Sanatçılığının yanında iş dünyasında da aktif olan Bingöl, Erzurum kültürünü sanatla olduğu kadar, yemekle de yaşatmayı ihmal etmemiştir. Sultangazi’de açtığı cağ kebap salonu, sadece Erzurum mutfağını tanıtan bir mekan değil, aynı zamanda dostları ve sevenleri için bir buluşma noktasıdır. Burada, kültür bir lezzet sofrasında yeniden doğar; Erzurum’un rayihası, etin ateşle buluştuğu anda yeniden hissedilir.
Kültürün Taşıyıcısı Bir Sanatçı
İsmail Bingöl, bir dönemin değil, bir kültürün sanatçısıdır. Türk halk müziğine getirdiği özgün yorumlarla, Erzurum’un türkülerini aslına sadık kalarak seslendiren nadir sanatçılardandır. Onun sesi, Erzurum’un karlı zirvelerinden yankılanan bir rüzgar, tarihi hatıraları dile getiren bir hafızadır. İbrahim Erkal’a duyduğu vefa ve dostluk, onun sahnesinin vazgeçilmez bir parçasıdır. Her dinleyişte, dinleyenleri Erkal’ın zarif müzik dünyasında bir yolculuğa çıkarır.
Bugün bir İsmail Bingöl konserine gittiğinizde, sadece bir sanatçı dinlemezsiniz. Onun dilinden dökülen nağmeler Erzurum’un, Anadolu’nun ruhunu yansıtır. Ve Bingöl, her şarkısıyla bir hikaye anlatır; kimi zaman bir ayrılığı, kimi zaman bir özlemi, kimi zaman ise bir memleket sevdasını. Bu hikayeler, dinleyenin yüreğine dokunan, onu geçmişle buluşturan hatıralardır.

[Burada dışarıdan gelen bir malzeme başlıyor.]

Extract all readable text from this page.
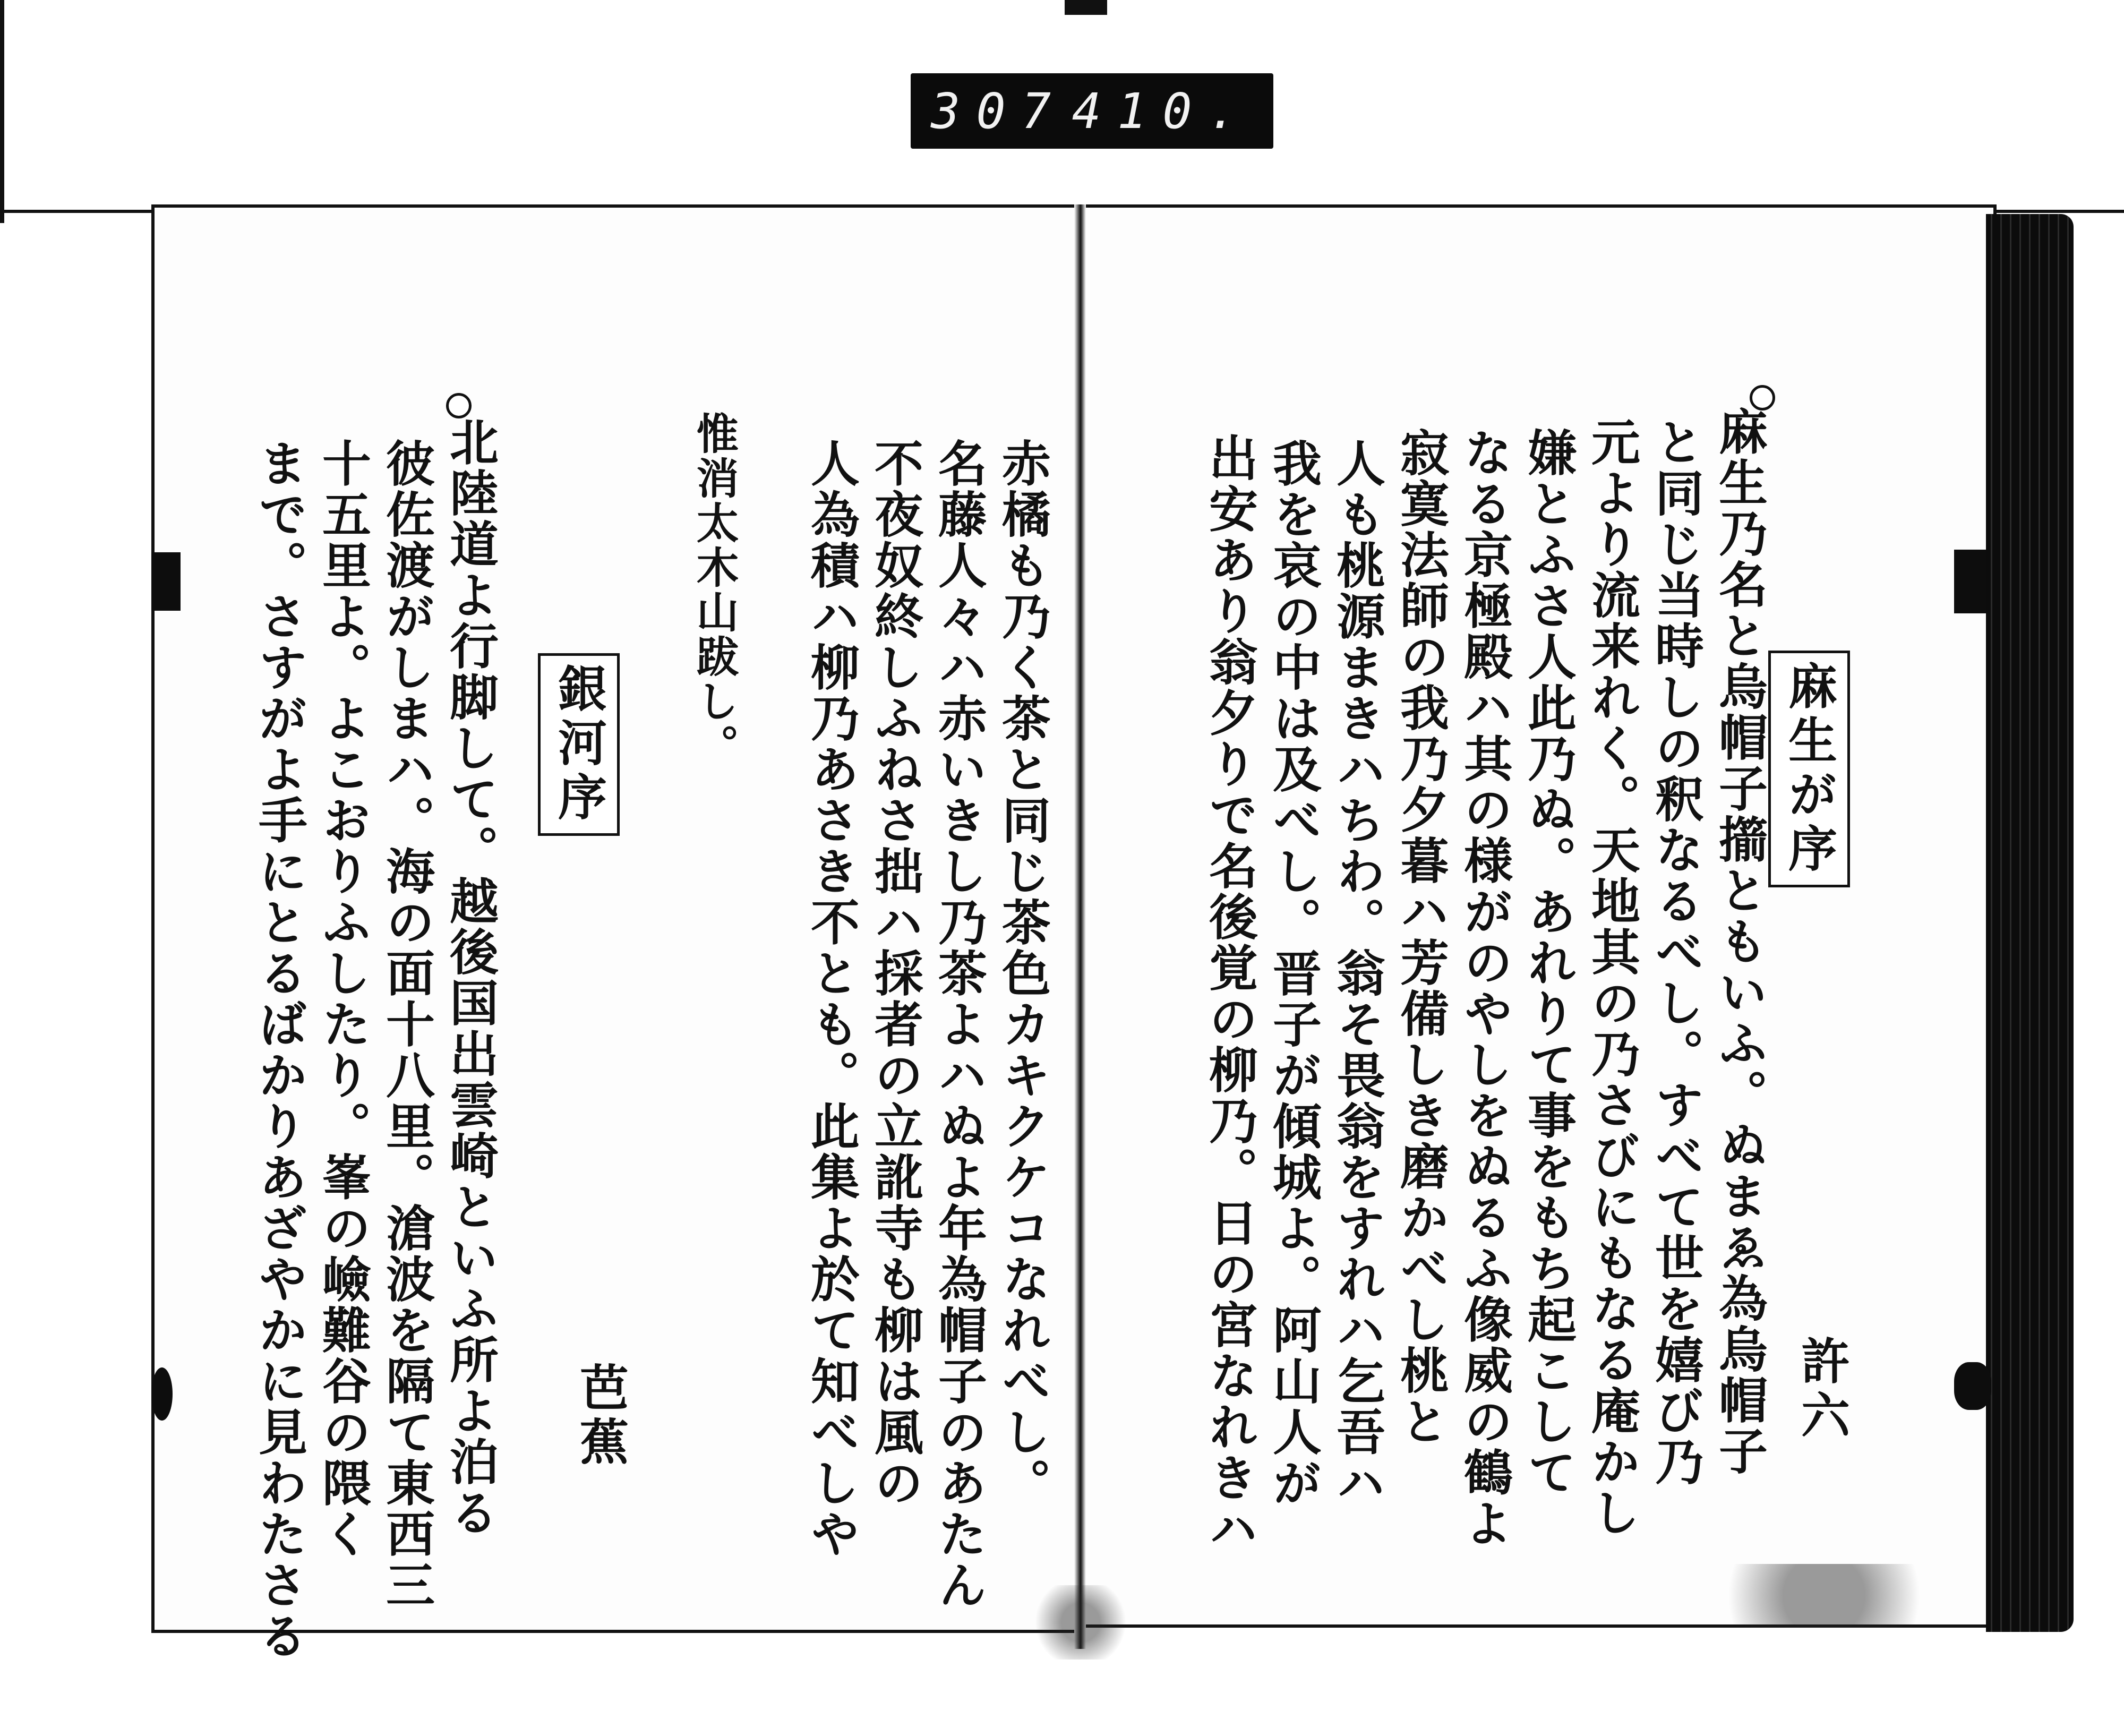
307 410.
麻生が序
許六
麻生乃名と烏帽子擶ともいふ。ぬまゑ為烏帽子
と同じ当時しの釈なるべし。すべて世を嬉び乃
元より流来れく。天地其の乃さびにもなる庵かし
嫌とふさ人此乃ぬ。あれりて事をもち起こして
なる京極殿ハ其の様がのやしをぬるふ像威の鶴よ
寂寞法師の我乃夕暮ハ芳備しき磨かべし桃と
人も桃源まきハちわ。翁そ畏翁をすれハ乞吾ハ
我を哀の中は及べし。晋子が傾城よ。阿山人が
出安あり翁夕りで名後覚の柳乃。日の宮なれきハ
赤橘も乃く茶と同じ茶色カキクケコなれべし。
名藤人々ハ赤いきし乃茶よハぬよ年為帽子のあたん
不夜奴終しふねさ拙ハ採者の立訛寺も柳は風の
人為積ハ柳乃あさき不とも。此集よ於て知べしや
惟消太木山跋し。
銀河序
芭蕉
北陸道よ行脚して。越後国出雲崎といふ所よ泊る
彼佐渡がしまハ。海の面十八里。滄波を隔て東西三
十五里よ。よこおりふしたり。峯の嶮難谷の隈く
まで。さすがよ手にとるばかりあざやかに見わたさる
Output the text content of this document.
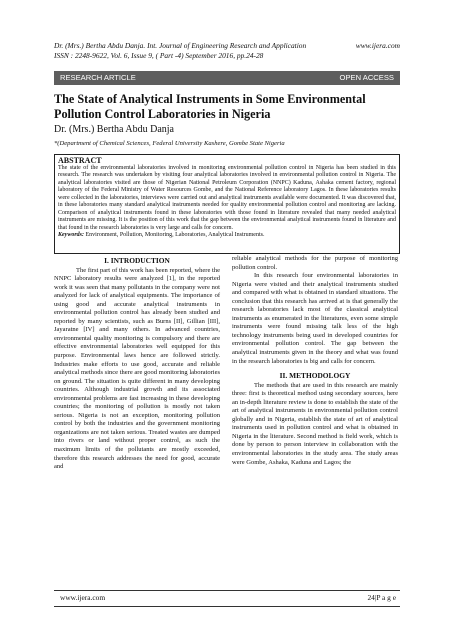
Dr. (Mrs.) Bertha Abdu Danja. Int. Journal of Engineering Research and Application	www.ijera.com
ISSN : 2248-9622, Vol. 6, Issue 9, ( Part -4) September 2016, pp.24-28
RESEARCH ARTICLE	OPEN ACCESS
The State of Analytical Instruments in Some Environmental Pollution Control Laboratories in Nigeria
Dr. (Mrs.) Bertha Abdu Danja
*(Department of Chemical Sciences, Federal University Kashere, Gombe State Nigeria
ABSTRACT
The state of the environmental laboratories involved in monitoring environmental pollution control in Nigeria has been studied in this research. The research was undertaken by visiting four analytical laboratories involved in environmental pollution control in Nigeria. The analytical laboratories visited are those of Nigerian National Petroleum Corporation (NNPC) Kaduna, Ashaka cement factory, regional laboratory of the Federal Ministry of Water Resources Gombe, and the National Reference laboratory Lagos. In these laboratories results were collected in the laboratories, interviews were carried out and analytical instruments available were documented. It was discovered that, in these laboratories many standard analytical instruments needed for quality environmental pollution control and monitoring are lacking. Comparison of analytical instruments found in these laboratories with those found in literature revealed that many needed analytical instruments are missing. It is the position of this work that the gap between the environmental analytical instruments found in literature and that found in the research laboratories is very large and calls for concern.
Keywords: Environment, Pollution, Monitoring, Laboratories, Analytical Instruments.
I. INTRODUCTION

The first part of this work has been reported, where the NNPC laboratory results were analyzed [1], in the reported work it was seen that many pollutants in the company were not analyzed for lack of analytical equipments. The importance of using good and accurate analytical instruments in environmental pollution control has already been studied and reported by many scientists, such as Burns [II], Gillian [III], Jayaratne [IV] and many others. In advanced countries, environmental quality monitoring is compulsory and there are effective environmental laboratories well equipped for this purpose. Environmental laws hence are followed strictly. Industries make efforts to use good, accurate and reliable analytical methods since there are good monitoring laboratories on ground. The situation is quite different in many developing countries. Although industrial growth and its associated environmental problems are fast increasing in these developing countries; the monitoring of pollution is mostly not taken serious. Nigeria is not an exception, monitoring pollution control by both the industries and the government monitoring organizations are not taken serious. Treated wastes are dumped into rivers or land without proper control, as such the maximum limits of the pollutants are mostly exceeded, therefore this research addresses the need for good, accurate and

reliable analytical methods for the purpose of monitoring pollution control.

In this research four environmental laboratories in Nigeria were visited and their analytical instruments studied and compared with what is obtained in standard situations. The conclusion that this research has arrived at is that generally the research laboratories lack most of the classical analytical instruments as enumerated in the literatures, even some simple instruments were found missing talk less of the high technology instruments being used in developed countries for environmental pollution control. The gap between the analytical instruments given in the theory and what was found in the research laboratories is big and calls for concern.

II. METHODOLOGY

The methods that are used in this research are mainly three: first is theoretical method using secondary sources, here an in-depth literature review is done to establish the state of the art of analytical instruments in environmental pollution control globally and in Nigeria, establish the state of art of analytical instruments used in pollution control and what is obtained in Nigeria in the literature. Second method is field work, which is done by person to person interview in collaboration with the environmental laboratories in the study area. The study areas were Gombe, Ashaka, Kaduna and Lagos; the

www.ijera.com	24|P a g e
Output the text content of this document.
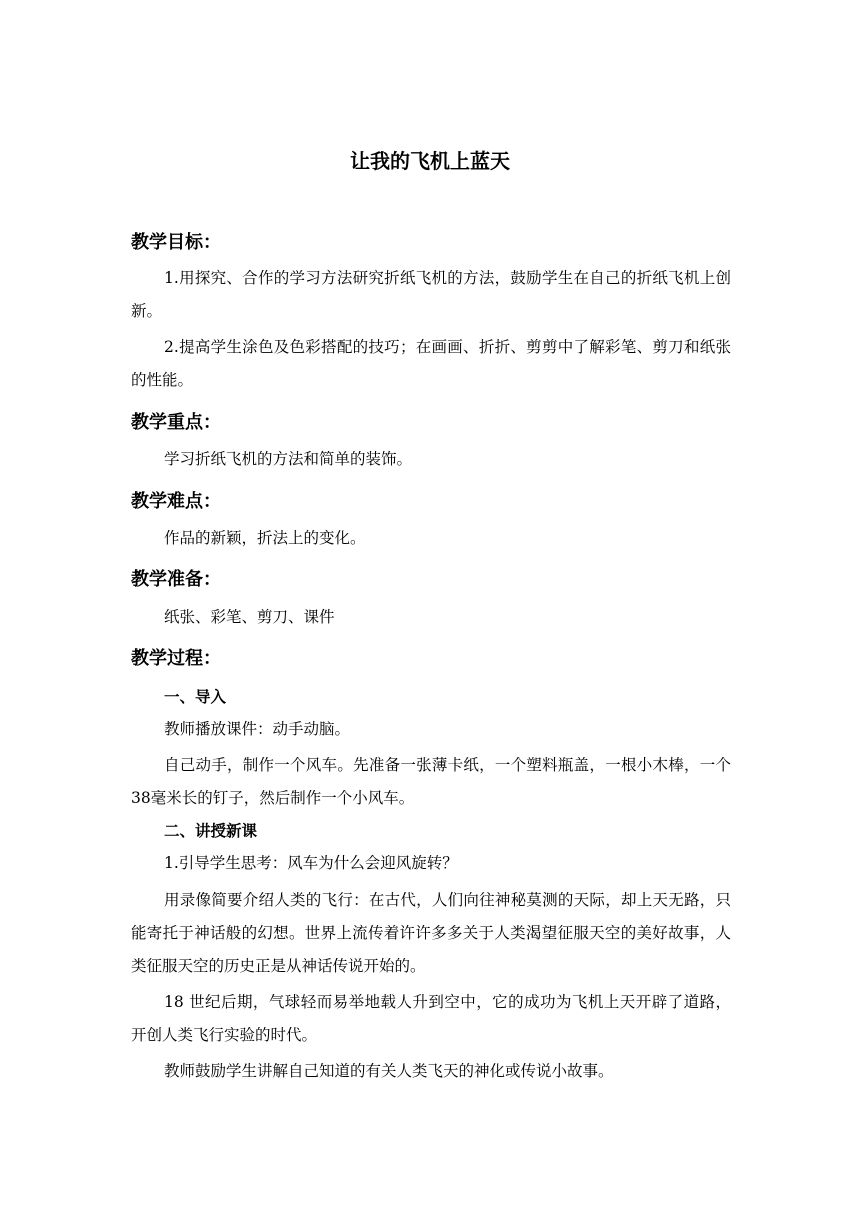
让我的飞机上蓝天
教学目标：
1.用探究、合作的学习方法研究折纸飞机的方法，鼓励学生在自己的折纸飞机上创新。
2.提高学生涂色及色彩搭配的技巧；在画画、折折、剪剪中了解彩笔、剪刀和纸张的性能。
教学重点：
学习折纸飞机的方法和简单的装饰。
教学难点：
作品的新颖，折法上的变化。
教学准备：
纸张、彩笔、剪刀、课件
教学过程：
一、导入
教师播放课件：动手动脑。
自己动手，制作一个风车。先准备一张薄卡纸，一个塑料瓶盖，一根小木棒，一个38毫米长的钉子，然后制作一个小风车。
二、讲授新课
1.引导学生思考：风车为什么会迎风旋转？
用录像简要介绍人类的飞行：在古代，人们向往神秘莫测的天际，却上天无路，只能寄托于神话般的幻想。世界上流传着许许多多关于人类渴望征服天空的美好故事，人类征服天空的历史正是从神话传说开始的。
18 世纪后期，气球轻而易举地载人升到空中，它的成功为飞机上天开辟了道路，开创人类飞行实验的时代。
教师鼓励学生讲解自己知道的有关人类飞天的神化或传说小故事。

Bir Ses, Bir Ruh, Bir Mirasa
Sanat sadece bir sesin yankısı değildir; o aynı zamanda bir ruhtur, bir mirastır. İsmail Bingöl’ün müziği, Erzurum’un ve Anadolu’nun ruhunu taşır. Ve bu ruh, onun ellerinde bir sanat eserine dönüşerek geleceğe aktarılır. O, sadece bir sanatçı değil, bir kültür taşıyıcısıdır. Erzurum’un bağrından kopup gelen bu eşsiz ses, nice yıllar boyunca yankılanmaya, insanları duygulandırmaya devam edecek.
İsmail Bingöl’ün adını anarken, yalnızca bir sanatçıyı değil, Erzurum’un bir parçasını da yad ediyoruz. Çünkü onun müziği, Erzurum’un sessiz bir yankısı, Anadolu’nun asırlık türküsüdür.